I have scenarios where jobs just stay in status "STARTED" but the server crashed in the mean time. I found the following instruction in the Spring Batch Docu:
https://docs.spring.io/spring-batch/docs/current/reference/html/index-single.html#stoppingAJob
If the process died (kill -9 or server failure), the job is, of course, not running, but the JobRepository has no way of knowing because no one told it before the process died. You have to tell it manually that you know that the execution either failed or should be considered aborted (change its status to FAILED or ABANDONED). This is a business decision, and there is no way to automate it. Change the status to FAILED only if it is restartable and you know that the restart data is valid.
The JobOperator https://docs.spring.io/spring-batch/docs/current/api/org/springframework/batch/core/launch/JobOperator.html has only a function for "abandon" and "stop" but as Stop can take for ever. I do not understand how to set a Job to status "FAILED" as describe in the text above.

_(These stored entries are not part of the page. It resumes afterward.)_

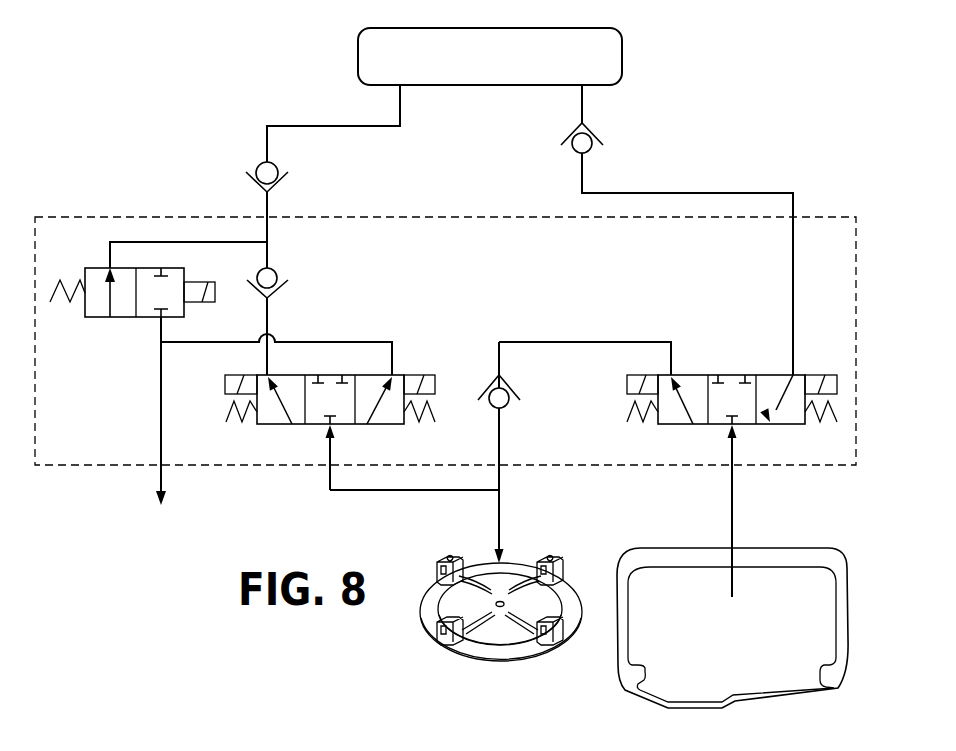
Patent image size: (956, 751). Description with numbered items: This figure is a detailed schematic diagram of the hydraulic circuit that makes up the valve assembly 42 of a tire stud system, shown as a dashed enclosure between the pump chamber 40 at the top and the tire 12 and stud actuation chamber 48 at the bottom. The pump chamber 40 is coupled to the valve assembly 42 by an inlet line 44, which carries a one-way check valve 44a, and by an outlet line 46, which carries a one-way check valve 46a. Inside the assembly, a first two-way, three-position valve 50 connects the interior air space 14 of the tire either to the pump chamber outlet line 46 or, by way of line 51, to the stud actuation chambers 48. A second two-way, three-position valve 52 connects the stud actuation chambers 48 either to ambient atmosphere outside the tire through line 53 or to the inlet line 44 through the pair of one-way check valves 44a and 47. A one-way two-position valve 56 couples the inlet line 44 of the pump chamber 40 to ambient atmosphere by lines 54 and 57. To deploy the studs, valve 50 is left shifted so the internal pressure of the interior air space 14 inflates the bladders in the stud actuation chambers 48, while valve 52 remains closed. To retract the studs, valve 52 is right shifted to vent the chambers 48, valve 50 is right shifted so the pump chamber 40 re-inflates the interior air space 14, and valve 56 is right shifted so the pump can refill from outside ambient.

The tire 12 is at (791, 548).
The interior air space 14 is at (718, 646).
The pump chamber 40 is at (623, 57).
The valve assembly 42 is at (73, 213).
The inlet line 44 is at (307, 126).
The one-way check valve 44a is at (282, 179).
The outlet line 46 is at (755, 193).
The one-way check valve 46a is at (597, 138).
The one-way check valve 47 is at (282, 288).
The stud actuation chamber 48 is at (500, 662).
The first two-way, three-position valve 50 is at (678, 425).
The line 51 is at (586, 342).
The second two-way, three-position valve 52 is at (270, 424).
The line 53 is at (376, 342).
The line 54 is at (159, 412).
The one-way 2-position valve 56 is at (122, 317).
The line 57 is at (190, 241).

I have a cleanup task that runs when my server starts up, to find any batch jobs that were previously running on the same server that are still in running status and changes the status to FAILED. You might be able to do something similar to this. When I launch a job (or restart it), I add the server_name job parameter so I can identify which server is running a job.
@Configuration
public class SpringBatchCleanupTask implements CommandLineRunner {
private static final Logger LOGGER = LoggerFactory.getLogger(SpringBatchCleanupTask .class);
@Autowired
private JobRegistry jobRegistry;
@Autowired
private JobExplorer explorer;
@Autowired
private JobRepository jobRepository;
@Autowired
private SpringBatchJobLauncher jobLauncher;
@Value("${spring.batch.server-name}")
private String serverName;
@Override
public void run(String... args) throws Exception {
LOGGER.info("Starting spring batch cleanup on {}...", serverName);
for (String jobName : jobRegistry.getJobNames()) {
Set<JobExecution> executions = explorer.findRunningJobExecutions(jobName);
for (JobExecution jobExecution : executions) {
// stale job - force cleanup by setting end date and status
if (isRunningOnThisServer(jobExecution)) {
LOGGER.warn("failing job execution id: " + jobExecution.getId());
Date now = new Date();
ExitStatus cleanupTaskExitStatus = new ExitStatus("SERVER_RESTARTED");
jobExecution.setStatus(BatchStatus.FAILED);
jobExecution.setExitStatus(cleanupTaskExitStatus);
jobExecution.setEndTime(now);
jobRepository.update(jobExecution);
for (StepExecution stepExecution : jobExecution.getStepExecutions()) {
if (isRunning(stepExecution)) {
stepExecution.setStatus(BatchStatus.FAILED);
stepExecution.setExitStatus(cleanupTaskExitStatus);
stepExecution.setEndTime(now );
jobRepository.update(stepExecution);
}
}
}
}
}
}
private boolean isRunningOnThisServer(JobExecution jobExecution) {
if (jobExecution.isRunning()) {
String serverNameParam = jobExecution.getJobParameters()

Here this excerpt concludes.